Eindeutig ist die Situation dagegen bei den zwei Luxusmarken, die im Kanton Luzern am wenigsten oft anzutreffen sind: Beide mindestens 1,5 Millionen Franken teuren Königsegg-Autos sind in der Stadt Luzern registriert, alle vier der noch kostspieligeren Kultmarke Bugatti in Horw. Ebenso klar ist die geografische Verteilung der beiden am stärksten verbreiteten Edelmarken Porsche und Tesla. Sie sind vor allem dort anzutreffen, wo in absoluten Zahlen gemessen am meisten teure Autos brummen: In Luzern, Meggen und Horw.

Offen bleibt, wie sich die Zahl der Luxusautos in den letzten Jahren entwickelt hat, wie Andrea Rast, stellvertretende Leiterin des Luzerner Strassenverkehrsamts, erklärt. Vor 20 Jahren seien heute erhältliche Luxusautos der Marken Königsegg, Tesla, Maybach oder gewisse Porsche-Modelle noch gar nicht verkauft worden. Rast sagt deshalb: «Es ist unmöglich zu sagen, ob heute mehr Leute teure Autos fahren als früher.»
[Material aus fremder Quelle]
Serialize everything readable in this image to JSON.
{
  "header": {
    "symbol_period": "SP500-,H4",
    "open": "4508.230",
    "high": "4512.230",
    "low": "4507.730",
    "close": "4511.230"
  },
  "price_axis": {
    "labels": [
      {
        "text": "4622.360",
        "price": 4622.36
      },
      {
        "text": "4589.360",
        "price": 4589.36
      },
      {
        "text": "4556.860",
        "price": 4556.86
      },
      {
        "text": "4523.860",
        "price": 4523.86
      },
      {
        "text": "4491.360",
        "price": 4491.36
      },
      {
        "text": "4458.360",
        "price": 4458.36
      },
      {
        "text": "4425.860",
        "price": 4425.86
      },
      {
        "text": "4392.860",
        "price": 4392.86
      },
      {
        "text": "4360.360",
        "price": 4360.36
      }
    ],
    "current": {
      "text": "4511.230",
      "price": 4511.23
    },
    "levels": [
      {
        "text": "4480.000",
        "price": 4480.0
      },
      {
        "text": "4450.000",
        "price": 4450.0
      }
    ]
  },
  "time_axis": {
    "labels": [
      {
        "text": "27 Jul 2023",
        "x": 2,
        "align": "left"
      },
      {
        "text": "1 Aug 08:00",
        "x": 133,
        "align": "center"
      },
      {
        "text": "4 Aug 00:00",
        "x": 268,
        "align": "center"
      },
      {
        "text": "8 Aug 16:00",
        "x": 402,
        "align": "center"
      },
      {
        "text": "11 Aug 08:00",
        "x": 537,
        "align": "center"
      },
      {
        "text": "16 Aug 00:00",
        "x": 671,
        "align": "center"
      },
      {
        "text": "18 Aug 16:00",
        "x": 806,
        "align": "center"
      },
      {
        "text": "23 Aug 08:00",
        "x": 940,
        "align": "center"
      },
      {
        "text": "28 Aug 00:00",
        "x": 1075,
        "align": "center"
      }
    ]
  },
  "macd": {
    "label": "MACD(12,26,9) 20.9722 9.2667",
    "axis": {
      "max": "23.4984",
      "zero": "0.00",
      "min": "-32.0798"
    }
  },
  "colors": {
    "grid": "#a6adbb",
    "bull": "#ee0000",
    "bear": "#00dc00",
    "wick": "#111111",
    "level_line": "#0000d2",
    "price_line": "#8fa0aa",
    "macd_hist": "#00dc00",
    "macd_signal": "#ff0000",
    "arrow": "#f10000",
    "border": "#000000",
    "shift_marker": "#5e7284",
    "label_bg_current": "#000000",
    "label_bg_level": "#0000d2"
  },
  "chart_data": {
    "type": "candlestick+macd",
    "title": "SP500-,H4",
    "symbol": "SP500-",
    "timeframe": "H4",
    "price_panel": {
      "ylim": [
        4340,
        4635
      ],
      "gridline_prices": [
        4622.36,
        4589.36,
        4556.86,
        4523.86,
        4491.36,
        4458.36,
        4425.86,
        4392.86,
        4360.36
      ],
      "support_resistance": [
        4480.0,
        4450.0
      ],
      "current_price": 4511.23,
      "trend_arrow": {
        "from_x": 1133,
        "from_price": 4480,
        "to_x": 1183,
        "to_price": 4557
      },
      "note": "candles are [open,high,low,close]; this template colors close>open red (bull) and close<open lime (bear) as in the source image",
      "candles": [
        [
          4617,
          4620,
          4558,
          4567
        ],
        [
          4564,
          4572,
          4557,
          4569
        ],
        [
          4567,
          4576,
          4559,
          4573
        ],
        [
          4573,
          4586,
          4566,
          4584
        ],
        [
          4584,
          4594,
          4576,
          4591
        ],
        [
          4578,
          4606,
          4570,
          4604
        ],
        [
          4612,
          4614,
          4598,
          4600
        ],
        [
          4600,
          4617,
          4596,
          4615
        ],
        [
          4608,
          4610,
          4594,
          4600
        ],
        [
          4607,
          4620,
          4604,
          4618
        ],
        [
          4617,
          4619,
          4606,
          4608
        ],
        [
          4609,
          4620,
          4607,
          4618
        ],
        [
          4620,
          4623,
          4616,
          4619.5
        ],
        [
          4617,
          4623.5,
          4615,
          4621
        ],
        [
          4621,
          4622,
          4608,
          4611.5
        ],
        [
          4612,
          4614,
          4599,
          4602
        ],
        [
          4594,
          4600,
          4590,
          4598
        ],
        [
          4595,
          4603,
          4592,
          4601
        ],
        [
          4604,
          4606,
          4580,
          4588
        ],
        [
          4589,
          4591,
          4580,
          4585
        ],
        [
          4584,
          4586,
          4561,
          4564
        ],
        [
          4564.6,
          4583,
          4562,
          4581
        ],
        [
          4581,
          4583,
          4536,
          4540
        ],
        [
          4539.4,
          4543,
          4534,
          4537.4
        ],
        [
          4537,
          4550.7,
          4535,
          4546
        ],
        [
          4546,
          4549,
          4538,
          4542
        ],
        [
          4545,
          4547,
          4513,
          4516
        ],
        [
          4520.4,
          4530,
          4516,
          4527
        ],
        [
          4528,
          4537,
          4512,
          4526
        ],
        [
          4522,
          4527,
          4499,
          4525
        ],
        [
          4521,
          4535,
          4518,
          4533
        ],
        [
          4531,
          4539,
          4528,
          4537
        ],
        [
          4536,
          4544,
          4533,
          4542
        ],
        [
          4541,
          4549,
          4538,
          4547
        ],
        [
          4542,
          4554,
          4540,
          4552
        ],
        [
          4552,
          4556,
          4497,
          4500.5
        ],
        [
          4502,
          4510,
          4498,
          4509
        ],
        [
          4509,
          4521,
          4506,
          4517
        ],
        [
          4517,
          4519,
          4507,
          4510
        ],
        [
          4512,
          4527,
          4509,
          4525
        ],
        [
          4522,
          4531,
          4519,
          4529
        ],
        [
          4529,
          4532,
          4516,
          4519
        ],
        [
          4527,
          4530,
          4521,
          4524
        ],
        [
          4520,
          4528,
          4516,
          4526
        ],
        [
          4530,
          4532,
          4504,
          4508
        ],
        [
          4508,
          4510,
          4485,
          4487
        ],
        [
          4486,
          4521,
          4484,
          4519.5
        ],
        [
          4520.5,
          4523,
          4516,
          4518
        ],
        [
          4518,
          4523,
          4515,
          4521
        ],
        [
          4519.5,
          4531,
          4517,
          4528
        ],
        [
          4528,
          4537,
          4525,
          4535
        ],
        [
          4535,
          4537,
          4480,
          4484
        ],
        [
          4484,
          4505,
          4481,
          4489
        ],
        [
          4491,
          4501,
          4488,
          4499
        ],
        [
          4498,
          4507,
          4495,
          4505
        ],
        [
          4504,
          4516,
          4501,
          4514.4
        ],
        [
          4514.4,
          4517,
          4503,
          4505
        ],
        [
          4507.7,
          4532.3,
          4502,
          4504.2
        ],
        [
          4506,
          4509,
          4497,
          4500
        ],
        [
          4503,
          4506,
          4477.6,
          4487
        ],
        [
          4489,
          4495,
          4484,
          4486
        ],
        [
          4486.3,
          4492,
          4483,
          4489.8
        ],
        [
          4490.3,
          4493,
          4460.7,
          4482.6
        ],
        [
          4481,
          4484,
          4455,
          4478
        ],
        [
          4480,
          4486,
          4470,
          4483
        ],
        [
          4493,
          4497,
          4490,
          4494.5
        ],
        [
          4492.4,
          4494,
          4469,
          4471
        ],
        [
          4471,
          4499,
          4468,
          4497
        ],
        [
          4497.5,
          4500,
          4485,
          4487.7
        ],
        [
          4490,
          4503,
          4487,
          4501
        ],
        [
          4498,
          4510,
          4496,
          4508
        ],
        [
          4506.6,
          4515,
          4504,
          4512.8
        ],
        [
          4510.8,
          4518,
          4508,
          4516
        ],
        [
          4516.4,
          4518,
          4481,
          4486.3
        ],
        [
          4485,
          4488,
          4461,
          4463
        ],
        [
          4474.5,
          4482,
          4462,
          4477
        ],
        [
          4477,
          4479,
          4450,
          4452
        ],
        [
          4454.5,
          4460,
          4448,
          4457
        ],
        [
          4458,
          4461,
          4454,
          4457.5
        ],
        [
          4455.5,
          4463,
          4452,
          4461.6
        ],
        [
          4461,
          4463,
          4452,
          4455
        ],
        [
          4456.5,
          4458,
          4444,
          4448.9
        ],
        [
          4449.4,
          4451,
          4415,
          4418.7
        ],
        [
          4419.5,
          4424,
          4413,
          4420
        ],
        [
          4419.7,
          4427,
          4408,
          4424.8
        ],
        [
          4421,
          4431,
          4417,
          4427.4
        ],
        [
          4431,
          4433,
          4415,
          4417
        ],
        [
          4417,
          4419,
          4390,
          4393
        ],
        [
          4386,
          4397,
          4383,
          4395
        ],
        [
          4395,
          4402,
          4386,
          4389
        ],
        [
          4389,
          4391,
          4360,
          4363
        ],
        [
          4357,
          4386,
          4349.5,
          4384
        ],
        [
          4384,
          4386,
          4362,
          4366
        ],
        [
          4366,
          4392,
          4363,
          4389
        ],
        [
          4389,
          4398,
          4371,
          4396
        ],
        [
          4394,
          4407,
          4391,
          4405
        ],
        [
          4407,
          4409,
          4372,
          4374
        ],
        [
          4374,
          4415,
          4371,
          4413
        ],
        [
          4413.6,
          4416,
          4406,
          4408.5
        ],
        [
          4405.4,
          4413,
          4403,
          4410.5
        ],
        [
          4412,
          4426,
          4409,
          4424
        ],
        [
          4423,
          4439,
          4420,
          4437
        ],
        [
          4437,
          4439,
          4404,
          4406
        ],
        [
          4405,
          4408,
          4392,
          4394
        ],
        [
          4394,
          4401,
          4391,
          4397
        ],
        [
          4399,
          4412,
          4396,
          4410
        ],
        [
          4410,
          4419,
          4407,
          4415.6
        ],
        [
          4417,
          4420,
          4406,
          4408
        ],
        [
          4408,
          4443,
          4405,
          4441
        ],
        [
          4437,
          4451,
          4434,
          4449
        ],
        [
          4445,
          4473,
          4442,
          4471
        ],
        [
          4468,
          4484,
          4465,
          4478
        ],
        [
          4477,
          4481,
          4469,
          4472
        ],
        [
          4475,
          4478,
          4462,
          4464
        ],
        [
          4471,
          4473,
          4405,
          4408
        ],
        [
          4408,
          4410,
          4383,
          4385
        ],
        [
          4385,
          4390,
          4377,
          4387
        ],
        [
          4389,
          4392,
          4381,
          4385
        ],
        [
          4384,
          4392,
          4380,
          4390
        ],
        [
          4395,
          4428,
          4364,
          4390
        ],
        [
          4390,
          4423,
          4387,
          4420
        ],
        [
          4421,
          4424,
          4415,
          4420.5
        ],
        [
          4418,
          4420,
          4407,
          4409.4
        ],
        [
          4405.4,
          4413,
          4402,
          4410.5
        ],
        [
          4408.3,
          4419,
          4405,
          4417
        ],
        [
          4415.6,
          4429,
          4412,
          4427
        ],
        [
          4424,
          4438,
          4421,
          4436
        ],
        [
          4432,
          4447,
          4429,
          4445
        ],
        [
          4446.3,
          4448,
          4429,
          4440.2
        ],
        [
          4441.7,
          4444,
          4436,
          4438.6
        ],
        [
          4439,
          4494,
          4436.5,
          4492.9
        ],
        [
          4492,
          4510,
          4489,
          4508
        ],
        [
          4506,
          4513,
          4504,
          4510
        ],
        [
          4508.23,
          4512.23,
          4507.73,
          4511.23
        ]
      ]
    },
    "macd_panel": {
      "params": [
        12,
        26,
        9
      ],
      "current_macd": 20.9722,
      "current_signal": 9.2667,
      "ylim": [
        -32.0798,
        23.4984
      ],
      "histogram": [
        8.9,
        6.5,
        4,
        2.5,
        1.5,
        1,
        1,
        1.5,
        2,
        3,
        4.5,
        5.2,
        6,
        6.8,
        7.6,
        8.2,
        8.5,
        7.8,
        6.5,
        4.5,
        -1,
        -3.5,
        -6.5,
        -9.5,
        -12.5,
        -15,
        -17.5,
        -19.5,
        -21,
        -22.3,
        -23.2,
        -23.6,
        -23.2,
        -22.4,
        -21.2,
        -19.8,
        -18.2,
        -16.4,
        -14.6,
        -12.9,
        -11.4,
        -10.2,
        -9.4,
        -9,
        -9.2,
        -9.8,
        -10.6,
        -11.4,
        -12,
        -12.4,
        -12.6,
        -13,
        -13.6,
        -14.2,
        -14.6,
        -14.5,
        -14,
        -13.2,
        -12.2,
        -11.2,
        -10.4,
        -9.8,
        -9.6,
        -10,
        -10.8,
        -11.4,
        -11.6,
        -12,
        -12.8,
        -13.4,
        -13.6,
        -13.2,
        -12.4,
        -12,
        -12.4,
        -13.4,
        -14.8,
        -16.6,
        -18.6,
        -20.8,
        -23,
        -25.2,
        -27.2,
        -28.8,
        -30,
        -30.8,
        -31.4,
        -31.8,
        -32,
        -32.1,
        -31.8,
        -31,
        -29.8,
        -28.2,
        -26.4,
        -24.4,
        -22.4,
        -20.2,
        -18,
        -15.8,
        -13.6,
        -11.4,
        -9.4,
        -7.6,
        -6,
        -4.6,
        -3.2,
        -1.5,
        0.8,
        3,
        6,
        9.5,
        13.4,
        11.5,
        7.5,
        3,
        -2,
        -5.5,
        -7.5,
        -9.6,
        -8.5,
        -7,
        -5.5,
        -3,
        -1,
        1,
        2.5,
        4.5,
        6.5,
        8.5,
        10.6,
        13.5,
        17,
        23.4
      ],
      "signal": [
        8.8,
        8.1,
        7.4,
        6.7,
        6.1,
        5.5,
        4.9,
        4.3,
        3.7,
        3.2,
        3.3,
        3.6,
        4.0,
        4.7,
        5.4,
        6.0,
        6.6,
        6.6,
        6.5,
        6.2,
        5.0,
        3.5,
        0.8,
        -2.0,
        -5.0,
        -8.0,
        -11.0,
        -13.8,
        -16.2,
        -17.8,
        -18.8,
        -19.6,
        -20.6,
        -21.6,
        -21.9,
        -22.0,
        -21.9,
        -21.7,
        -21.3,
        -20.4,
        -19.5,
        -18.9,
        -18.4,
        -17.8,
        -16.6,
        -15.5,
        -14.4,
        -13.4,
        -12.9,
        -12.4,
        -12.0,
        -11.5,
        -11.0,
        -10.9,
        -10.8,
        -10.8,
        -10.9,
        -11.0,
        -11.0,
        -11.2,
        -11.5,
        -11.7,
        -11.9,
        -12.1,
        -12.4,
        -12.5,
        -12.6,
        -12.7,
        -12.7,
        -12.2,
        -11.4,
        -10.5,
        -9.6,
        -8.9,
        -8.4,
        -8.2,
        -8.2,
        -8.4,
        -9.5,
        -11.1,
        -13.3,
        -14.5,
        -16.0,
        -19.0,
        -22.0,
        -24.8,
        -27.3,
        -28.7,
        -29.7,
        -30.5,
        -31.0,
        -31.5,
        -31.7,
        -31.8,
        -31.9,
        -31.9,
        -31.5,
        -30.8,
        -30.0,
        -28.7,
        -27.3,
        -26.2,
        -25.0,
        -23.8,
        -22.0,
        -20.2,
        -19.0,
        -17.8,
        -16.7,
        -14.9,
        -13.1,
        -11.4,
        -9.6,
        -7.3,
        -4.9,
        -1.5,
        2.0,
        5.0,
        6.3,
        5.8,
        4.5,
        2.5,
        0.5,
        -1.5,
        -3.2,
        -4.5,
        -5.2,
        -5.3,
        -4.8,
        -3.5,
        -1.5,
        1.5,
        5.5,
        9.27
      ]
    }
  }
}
Luxuskarossen ab 70 000 Franken erhältlich

Die Preise für die zehn vom Strassenverkehrsamt des Kantons Luzern als Luxusmarken taxierten Autos schwanken. Die Übersicht, aufgelistet nach der Verbreitung im Kanton Luzern, zeigt die Bandbreite.

Porsche: 1512 Stück

Der billigste Porsche, ein Modell der Cayman-Serie, ist für rund 70 000 Franken erhältlich. Für den klassischen 911 Carrera wird schnell der doppelte Betrag fällig.

Tesla: 252 Stück

Das günstigste Modell kostet rund 80 000 Franken. Im kommenden Jahr soll das Modell 3 auf den Markt kommen, das deutlich günstiger sein wird.

Ferrari: 191 Stück

Wer etwa 200 000 Franken locker machen kann, darf sich Ferrari-Besitzer nennen.

Bentley: 145 Stück

Autos der Marke Bentley sind ähnlich teuer wie ein Ferrari. Ab rund 200 000 Franken geht's los.

Rolls-Royce: 33 Stück

Wer nicht 370 000 Franken oder mehr ausgeben kann, muss keinen Gedanken an einen Rolls-Royce verschwenden.

Lamborghini: 29 Stück

Bereits mit etwas mehr als einer Viertelmillion Franken ist man dabei.

McLaren: 13 Stück

Die nicht sehr verbreiteten McLaren-Wagen sind sogar leicht günstiger zu haben als jene der Marke Lamborghini.

Maybach: 6 Stück

Eigenständige Maybach-Fahrzeuge wurden bis 2012 produziert. Die Preise starten bei rund 400 000 Franken für einen «kleinen» 57.

Bugatti: 4 Stück

Ein aktuelles Chiron-Modell kostet mehr als 2,7 Millionen Franken - ohne Mehrwertsteuer.

Königsegg: 2 Stück

Unter 1,5 Millionen Franken gibt es kein Modell dieser ganz seltenen Luxuskarossen zu kaufen.